Eco-Club members Julia Labricciosa and Tessa Piccolo (right) with Science Program Leader Sharon Keller. NATE SMELLE PHOTO

Fruit smoothies in service of saving planet


Recognizing that the human species depends upon the Earth for its survival like all living beings, students from E.L. Crossley Secondary School’s Eco-Club decided to show their appreciation in an extraordinary way — by giving up meat. From April 18 to April 21, the Eco-Club held its 3rd Annual VegFest to raise awareness of how a plant-based diet can “heal the planet” and improve one’s health. Funding for the week-long event was provided by The Jane Goodall Institute of Canada’s Roots and Shoots Program, Learning for a Sustainable Future, and the RBC Foundation.

Science program leader, Sharon Keller, was instrumental in founding the first VegFest in 2015. She said she is inspired to see how the event evolves and student participation grows year after year.

“Veganism and vegetarianism is on the rise within the youth population in our nation and around the world,” said Keller.

“This week’s events are a way of raising awareness about how adopting a vegan or vegetarian diet can reduce the size of our ecological footprint.”

One’s ecological footprint is the measure of their demand on nature to maintain the lifestyle they are living. It can be measured for an individual, a community or on a national basis. Keller said the Eco-Club chose to make VegFest an annual event because they want to encourage people to take a look at their own ecological footprint and then make a conscious effort to reduce it.

“It doesn’t necessarily mean they have to adopt a vegan lifestyle. Even committing to eating vegan or vegetarian one day a week will make a huge difference,” she said.

“If a family of four were to adopt a vegetarian or vegan diet for a week, [it’s like reducing] the same amount of greenhouse gas emissions from the atmosphere as removing one car from the road for 35 weeks.”

Last Tuesday, Eco-Club members handed out 450 fruit smoothies to their classmates. Keller said they expected to serve 325 colourful plates of salad with vegan dressing on Wednesday. On Thursday, students had the chance to watch and discuss an environmental documentary, and on Friday they were treated to vegan desserts.

Hungry students swarm the veggie buffet set up in Crossley’s lobby last week for VegFest. NATE SMELLE PHOTO

Grade 10 student Tessa Piccolo helped to organize last year’s VegFest. Taking a break from serving salad on Wednesday morning, she explained why she decided to become a vegetarian three years ago.

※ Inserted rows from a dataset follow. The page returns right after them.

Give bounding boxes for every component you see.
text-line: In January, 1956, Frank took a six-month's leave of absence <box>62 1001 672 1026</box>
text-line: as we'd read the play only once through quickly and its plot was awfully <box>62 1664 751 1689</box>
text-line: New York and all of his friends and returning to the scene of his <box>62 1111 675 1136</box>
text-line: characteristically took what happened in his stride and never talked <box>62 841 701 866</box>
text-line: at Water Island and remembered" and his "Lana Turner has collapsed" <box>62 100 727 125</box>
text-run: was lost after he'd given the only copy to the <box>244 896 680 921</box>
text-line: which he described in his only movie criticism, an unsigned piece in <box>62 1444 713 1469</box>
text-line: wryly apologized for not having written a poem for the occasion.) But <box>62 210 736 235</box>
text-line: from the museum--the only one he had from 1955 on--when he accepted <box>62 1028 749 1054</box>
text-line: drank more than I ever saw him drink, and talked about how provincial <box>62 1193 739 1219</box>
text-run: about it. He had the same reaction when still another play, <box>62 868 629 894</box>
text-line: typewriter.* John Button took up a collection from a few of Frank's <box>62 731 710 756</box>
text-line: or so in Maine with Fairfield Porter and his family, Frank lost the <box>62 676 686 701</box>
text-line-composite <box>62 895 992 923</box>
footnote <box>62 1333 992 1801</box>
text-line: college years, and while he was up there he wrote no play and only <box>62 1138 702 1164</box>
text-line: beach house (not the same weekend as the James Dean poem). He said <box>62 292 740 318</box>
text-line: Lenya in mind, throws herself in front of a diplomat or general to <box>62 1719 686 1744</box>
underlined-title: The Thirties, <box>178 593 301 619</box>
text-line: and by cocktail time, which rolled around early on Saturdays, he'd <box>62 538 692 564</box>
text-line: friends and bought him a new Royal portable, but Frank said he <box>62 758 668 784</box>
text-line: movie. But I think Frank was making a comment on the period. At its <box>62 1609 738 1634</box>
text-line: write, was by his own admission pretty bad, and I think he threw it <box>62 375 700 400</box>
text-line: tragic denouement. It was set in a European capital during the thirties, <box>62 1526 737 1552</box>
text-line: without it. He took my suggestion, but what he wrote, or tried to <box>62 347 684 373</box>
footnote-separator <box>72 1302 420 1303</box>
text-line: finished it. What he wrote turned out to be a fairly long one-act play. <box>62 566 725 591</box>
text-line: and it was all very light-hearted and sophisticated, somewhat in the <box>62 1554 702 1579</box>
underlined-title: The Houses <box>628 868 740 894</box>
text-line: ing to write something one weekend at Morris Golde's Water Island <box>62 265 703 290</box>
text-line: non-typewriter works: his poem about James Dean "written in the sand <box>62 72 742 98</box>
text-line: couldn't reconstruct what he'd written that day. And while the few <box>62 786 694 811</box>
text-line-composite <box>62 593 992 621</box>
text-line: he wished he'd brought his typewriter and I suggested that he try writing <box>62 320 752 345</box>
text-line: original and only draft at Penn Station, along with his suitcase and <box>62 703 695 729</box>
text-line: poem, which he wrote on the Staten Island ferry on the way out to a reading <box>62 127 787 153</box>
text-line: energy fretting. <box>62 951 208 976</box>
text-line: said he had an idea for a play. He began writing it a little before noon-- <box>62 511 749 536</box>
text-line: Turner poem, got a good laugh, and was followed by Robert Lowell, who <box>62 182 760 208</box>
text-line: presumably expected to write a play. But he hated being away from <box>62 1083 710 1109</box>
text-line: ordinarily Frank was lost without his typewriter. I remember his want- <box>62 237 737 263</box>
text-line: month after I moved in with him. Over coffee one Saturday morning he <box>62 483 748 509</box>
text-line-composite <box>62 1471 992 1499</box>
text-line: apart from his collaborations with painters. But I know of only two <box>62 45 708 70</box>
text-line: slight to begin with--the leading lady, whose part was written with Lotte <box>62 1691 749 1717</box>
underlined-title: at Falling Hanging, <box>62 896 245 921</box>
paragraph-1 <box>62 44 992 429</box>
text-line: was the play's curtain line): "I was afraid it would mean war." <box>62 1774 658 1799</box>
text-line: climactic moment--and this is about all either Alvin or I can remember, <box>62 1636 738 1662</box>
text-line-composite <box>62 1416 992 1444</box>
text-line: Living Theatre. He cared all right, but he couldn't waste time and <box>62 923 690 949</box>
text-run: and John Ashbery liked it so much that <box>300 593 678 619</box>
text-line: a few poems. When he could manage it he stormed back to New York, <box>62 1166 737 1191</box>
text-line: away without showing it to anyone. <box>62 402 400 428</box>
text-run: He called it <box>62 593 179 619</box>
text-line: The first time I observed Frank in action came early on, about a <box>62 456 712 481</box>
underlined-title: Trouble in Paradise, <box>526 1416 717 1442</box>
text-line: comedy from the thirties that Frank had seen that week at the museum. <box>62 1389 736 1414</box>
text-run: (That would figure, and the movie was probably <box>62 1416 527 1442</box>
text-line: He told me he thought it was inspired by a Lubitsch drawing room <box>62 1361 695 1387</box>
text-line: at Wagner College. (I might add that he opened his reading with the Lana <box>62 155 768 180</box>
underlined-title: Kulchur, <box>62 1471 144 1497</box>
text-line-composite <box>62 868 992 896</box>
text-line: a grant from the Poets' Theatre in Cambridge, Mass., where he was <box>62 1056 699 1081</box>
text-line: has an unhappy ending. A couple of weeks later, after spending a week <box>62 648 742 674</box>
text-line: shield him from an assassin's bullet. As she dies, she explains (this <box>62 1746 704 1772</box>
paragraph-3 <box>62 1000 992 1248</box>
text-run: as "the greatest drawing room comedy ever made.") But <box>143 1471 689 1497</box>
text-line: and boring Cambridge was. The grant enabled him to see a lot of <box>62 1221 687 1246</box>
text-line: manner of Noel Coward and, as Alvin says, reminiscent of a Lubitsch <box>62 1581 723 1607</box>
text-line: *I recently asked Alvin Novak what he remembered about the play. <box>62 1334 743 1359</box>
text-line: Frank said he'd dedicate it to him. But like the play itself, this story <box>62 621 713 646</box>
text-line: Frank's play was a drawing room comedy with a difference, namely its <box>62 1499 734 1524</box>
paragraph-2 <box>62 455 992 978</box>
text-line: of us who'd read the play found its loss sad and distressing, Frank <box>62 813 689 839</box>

“When I learned more about the impact of meat production on the environment and about the animal cruelty that takes place I decided to stop eating meat,” she said.

“I have always loved animals, so when I saw a bunch of videos from slaughterhouses that was it.”

Piccolo said transitioning away from meat was easy for her because her mother is a vegetarian and an environmentalist, so she has had a lot of support. The more she learns about environmental issues the more she wants to get involved in making a difference. When Justin Trudeau was elected as Prime Minister in 2015, Piccolo was hopeful that he would keep his promises and become a leader in the fight against man-made climate change. So far, for the most part he has been a disappointment to Piccolo.

“In the beginning, he said he was going to be doing a lot of great things, but then he’s gone ahead with all of these pipelines. I understand politically he wants to make everyone happy, but as an environmentalist who doesn’t want to see any new pipelines it is still disappointing. I do support his carbon tax though. I think it could do a lot to reduce greenhouse emissions.”

This is the first year for Grade 11 student Julia Labricciosa as a member of the Eco-Club. She decided to become an environmentalist after meeting primatologist, activist, and author Jane Goodall.

“One of the things I learned from her that really stood out for me was the idea of thinking globally and acting locally,” said Labricciosa.

“If you look at the big picture and keep sustainability in mind, you can find ways to make a difference in your own community and your own school. Joining the Eco-Club and getting involved with VegFest is one good way I can contribute.”